Chaired by the Revd Canon Mark Oakley, Chancellor of St Paul's Cathedral.
In a post-Trump but very currently Trumpagelical America, Sarah Coakley's vision of God, desire, and personhood is a drink of water in desert wastelands. Thank you.
it's been almost a year and your comment is just as true as it was when written!
You forgot Kierkegaard.
Whatever happened to impassibility?
Relgion cannot go against the human basic insticts. Celibacy should not be institutionalized. This would be fundamentalky wrong.
Unlike the other commenter, I wouldnt say charlatan, but there wasnt much that was helpful in this, from my perspective
agape...philia....eros....have nothing in common...sorry🤔😌
I think that the problem of the catholic church with sexual abuse is not so much the problem or the difficulties involved with celibacy but the problem of homosexuality itself and the fact that the celibate priesthood has been an attractive way of life for many homosexuals.

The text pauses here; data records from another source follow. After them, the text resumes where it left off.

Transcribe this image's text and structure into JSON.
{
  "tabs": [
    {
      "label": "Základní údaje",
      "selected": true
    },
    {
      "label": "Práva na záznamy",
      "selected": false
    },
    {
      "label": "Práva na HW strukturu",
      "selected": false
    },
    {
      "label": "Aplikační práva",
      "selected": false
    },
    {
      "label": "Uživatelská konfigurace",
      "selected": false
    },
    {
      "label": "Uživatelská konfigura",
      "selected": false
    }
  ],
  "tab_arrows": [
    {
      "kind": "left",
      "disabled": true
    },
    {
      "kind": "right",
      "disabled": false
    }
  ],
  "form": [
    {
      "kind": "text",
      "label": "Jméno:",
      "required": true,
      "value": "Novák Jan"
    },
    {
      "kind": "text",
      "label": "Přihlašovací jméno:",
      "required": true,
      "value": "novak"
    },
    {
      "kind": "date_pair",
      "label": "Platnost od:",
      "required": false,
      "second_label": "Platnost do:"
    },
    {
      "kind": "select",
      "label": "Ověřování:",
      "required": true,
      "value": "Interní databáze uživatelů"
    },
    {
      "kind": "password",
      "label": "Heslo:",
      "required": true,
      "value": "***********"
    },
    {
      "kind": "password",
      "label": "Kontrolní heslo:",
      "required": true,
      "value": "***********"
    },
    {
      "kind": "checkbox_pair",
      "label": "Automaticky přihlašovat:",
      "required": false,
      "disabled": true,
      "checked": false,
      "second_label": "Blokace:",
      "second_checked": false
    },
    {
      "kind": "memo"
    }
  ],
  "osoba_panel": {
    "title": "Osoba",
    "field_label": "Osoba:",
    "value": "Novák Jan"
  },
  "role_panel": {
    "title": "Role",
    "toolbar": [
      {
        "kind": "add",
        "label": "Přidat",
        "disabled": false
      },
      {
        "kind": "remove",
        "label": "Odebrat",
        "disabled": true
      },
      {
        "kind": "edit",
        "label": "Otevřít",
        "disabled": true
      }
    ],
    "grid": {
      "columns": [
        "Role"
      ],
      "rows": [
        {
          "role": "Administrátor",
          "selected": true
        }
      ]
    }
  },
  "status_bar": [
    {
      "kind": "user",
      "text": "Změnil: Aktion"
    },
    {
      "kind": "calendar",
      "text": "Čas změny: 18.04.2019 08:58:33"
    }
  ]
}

Of course I do not deny that there are also cases of heterosexual abuses. But they seem to be far less numerous.
Sex and serving God can't go together.
You're wrong.
@@vance39 tell me how.
@@zeroone6461 "Be fruitful and multiply, and fill the earth and subdue it." (Genesis 1:28)
"As for you, be fruitful and multiply. Populate the earth abundantly and multiply in it." (Genesis 9:7)
@@vance39 that's for everybody but not to those who serve him in his house under his eyes.
@@zeroone6461 Are you saying that priests should not get married and have wives? Is that what you're saying? Who are you to make that determination? You don't decide whether priests should get married or not. Do you not understand that priests are human beings too and that like all other human beings they have the same God-given right just like everybody else to be married if they so choose?
Just another charlatan
And you base this opinion on what, exactly?